All eight of our birds regarded the dining room, the top of the refrigerator, and an area around the kitchen sink as the extent of their territory. Only Howard occasionally flew into the living room to perch on a coat rack and hoot derisively at Grapey, Linda’s purple stocking cap. On the extremely rare occasions when another bird blundered into the living room, the bird considered itself lost, abandoned, and easy prey for passing eagles, even though the brightly lit dining room beckoned loudly through the doorway. Similarly, our birds expressed zero interest in the great outdoors.
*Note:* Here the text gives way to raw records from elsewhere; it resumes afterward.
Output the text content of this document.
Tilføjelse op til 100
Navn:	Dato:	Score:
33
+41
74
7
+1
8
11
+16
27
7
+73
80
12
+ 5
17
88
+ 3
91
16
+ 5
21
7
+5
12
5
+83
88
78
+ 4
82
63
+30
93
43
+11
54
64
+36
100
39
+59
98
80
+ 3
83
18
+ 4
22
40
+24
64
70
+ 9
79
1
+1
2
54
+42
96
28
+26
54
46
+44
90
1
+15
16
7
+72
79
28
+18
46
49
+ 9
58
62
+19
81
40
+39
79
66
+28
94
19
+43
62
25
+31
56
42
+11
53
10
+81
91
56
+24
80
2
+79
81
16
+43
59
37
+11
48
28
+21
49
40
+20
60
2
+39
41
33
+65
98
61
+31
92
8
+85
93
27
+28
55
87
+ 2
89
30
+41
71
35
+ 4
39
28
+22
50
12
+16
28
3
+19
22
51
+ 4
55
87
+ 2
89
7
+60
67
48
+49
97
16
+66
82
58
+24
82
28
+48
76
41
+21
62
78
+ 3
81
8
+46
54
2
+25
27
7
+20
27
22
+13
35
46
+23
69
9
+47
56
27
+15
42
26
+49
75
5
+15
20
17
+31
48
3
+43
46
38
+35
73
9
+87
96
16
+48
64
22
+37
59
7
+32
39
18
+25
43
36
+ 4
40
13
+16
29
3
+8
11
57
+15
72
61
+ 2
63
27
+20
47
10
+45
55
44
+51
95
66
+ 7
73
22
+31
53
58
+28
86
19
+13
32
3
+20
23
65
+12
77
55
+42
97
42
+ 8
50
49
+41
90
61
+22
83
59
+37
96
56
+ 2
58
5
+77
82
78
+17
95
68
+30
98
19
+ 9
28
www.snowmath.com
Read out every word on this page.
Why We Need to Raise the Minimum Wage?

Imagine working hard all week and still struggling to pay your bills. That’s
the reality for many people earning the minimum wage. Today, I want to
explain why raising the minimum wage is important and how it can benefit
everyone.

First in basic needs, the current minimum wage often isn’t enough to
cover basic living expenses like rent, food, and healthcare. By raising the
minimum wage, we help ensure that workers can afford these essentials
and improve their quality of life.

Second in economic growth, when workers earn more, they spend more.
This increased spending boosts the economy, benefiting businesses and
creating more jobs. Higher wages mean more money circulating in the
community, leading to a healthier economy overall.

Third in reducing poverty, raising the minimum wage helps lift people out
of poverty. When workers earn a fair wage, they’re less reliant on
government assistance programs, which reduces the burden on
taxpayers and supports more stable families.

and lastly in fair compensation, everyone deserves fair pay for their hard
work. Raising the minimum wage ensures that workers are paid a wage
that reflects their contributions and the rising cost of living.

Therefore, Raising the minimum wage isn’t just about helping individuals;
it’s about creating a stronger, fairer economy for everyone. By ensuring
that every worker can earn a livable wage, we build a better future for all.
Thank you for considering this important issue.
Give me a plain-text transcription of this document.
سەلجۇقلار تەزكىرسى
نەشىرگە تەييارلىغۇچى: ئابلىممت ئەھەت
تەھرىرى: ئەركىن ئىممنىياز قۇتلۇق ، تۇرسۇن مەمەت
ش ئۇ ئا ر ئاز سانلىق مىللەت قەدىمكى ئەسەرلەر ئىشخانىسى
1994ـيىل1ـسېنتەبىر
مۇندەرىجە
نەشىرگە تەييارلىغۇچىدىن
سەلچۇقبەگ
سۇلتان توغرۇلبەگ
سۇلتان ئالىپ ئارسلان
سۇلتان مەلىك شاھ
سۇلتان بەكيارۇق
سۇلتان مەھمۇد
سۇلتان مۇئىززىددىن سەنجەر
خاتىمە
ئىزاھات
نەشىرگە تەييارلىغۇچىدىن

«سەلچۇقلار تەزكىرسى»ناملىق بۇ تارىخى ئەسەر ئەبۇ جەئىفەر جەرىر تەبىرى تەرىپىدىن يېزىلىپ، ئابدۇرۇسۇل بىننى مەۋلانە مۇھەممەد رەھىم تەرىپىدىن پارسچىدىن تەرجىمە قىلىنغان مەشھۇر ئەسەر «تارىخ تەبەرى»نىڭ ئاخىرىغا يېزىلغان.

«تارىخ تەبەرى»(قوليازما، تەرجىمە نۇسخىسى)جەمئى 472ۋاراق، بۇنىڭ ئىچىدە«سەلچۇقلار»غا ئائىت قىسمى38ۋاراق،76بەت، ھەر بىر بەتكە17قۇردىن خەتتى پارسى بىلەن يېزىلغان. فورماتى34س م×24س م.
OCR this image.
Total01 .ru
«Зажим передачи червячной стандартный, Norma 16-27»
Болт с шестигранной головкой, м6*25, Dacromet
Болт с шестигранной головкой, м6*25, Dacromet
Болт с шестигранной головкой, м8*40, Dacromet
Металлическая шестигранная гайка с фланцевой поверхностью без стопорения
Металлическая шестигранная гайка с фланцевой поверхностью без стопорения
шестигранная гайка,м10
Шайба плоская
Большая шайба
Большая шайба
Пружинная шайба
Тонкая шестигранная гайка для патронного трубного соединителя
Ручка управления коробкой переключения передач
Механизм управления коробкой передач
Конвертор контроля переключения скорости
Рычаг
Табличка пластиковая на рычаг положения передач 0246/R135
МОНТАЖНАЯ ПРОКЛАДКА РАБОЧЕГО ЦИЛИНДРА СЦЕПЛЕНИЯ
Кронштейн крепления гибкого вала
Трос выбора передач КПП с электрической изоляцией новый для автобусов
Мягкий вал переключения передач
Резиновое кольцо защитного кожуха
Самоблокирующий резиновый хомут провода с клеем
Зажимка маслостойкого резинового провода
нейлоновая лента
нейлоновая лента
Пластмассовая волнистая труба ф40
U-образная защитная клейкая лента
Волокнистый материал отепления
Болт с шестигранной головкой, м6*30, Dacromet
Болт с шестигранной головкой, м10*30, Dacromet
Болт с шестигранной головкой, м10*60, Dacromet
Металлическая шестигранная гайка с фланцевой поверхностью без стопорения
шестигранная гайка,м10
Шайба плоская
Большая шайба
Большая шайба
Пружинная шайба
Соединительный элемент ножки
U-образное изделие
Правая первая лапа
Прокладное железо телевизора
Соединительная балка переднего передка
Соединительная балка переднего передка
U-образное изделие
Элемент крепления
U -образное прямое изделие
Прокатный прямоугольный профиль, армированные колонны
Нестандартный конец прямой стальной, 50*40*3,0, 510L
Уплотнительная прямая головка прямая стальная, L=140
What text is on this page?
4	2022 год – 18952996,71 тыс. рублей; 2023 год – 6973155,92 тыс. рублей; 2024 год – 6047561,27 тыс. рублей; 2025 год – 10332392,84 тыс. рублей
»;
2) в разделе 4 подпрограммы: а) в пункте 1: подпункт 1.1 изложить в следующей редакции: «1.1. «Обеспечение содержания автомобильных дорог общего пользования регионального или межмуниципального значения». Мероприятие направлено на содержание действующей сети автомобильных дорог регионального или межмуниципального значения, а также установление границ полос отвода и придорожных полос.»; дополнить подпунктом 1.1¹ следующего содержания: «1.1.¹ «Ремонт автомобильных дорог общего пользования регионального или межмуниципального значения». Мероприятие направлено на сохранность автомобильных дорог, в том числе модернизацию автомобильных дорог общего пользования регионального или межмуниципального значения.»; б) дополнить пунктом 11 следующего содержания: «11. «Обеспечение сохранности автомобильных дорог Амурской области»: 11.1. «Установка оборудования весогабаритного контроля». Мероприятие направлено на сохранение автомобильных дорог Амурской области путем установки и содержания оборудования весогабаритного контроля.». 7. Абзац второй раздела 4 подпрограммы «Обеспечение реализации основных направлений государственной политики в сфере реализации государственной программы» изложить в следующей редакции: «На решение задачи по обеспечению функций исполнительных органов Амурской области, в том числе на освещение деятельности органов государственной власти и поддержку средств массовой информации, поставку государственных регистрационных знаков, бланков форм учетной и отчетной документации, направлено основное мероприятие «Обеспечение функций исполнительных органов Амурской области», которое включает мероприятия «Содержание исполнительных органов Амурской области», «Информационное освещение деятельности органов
Any activity that transpired just beyond the quarter-inch thickness of glass that dominated two walls may as well have taken place in Capistrano, for all they cared. But Linda and I still exercised great caution whenever we used the dining room door to step outside when any of our birds were loose. One day, though, Weaver was just too fast for Linda. As she darted outside, he accompanied her and, without the slightest hesitation, disappeared into the open sky.

I was devastated when I learned the news. Next to Stanley Sue, Weaver was my favorite bird, and I couldn’t accept the fact that he had simply flown away. The situation was eerily reminiscent of a scene in Arnie, the Darling Starling, where Arnie slipped out into the yard just as a monstrous storm was brewing. As ominous clouds swirled above our heads, Linda and I combed our property calling for Weaver, the wind gulping up our pleas until a drenching rain drove us inside. A sorry and soggy Arnie had eventually returned to his owner Margarete. I hoped Weaver would do the same, and to help him find his way back home, I revived my owl-calling trick. The following day, I made a tape of starling vocalizations from a birdsong CD and walked around the nether borders of our property broadcasting them from a portable boom box. I even drove through the trailer park a half-mile away from us, cruising past green areas where starlings gathered, calling, “Weaver, Weaver, Weaver,” from the car window until I feared the residents would call, “Police!”

Day after day, whenever I went outdoors to change the pool water for the ducks or visit our turkeys, Hazel and Lizzie, in the barn, I trailed pleas for Weaver behind me. I was stubborn about the loss, furious that Weaver would have chosen a perilous existence for which he was ill prepared over the pampered life that we had given him. “You’d think he would at least let us know that he’s okay,” I insisted illogically to Linda. “You’d think he would show a little gratitude.”

Eventually, it dawned on me that perhaps the question that had loomed so large in Weaver’s eyes was, “When can I go free with the others?”

Raising and releasing him had been our original intention, after all, and I felt better once I began to view his escape as the realization of our interrupted plan. I also loved the thought of unleashing a talking starling upon the world. I pictured a groggy resident of the trailer park stepping out of her front door early one morning in a terrycloth bathrobe. Bending down to pick up the newspaper, her hand would twitch, and she would spill her coffee as her body stiffened at the sound of a small, shiny black bird that looked identical to every other small, shiny black bird. But this one would interrupt his gleeful pecking at the ground to observe in a clear voice, “Pretty boy, Weaver. Pretty boy, nice nice.”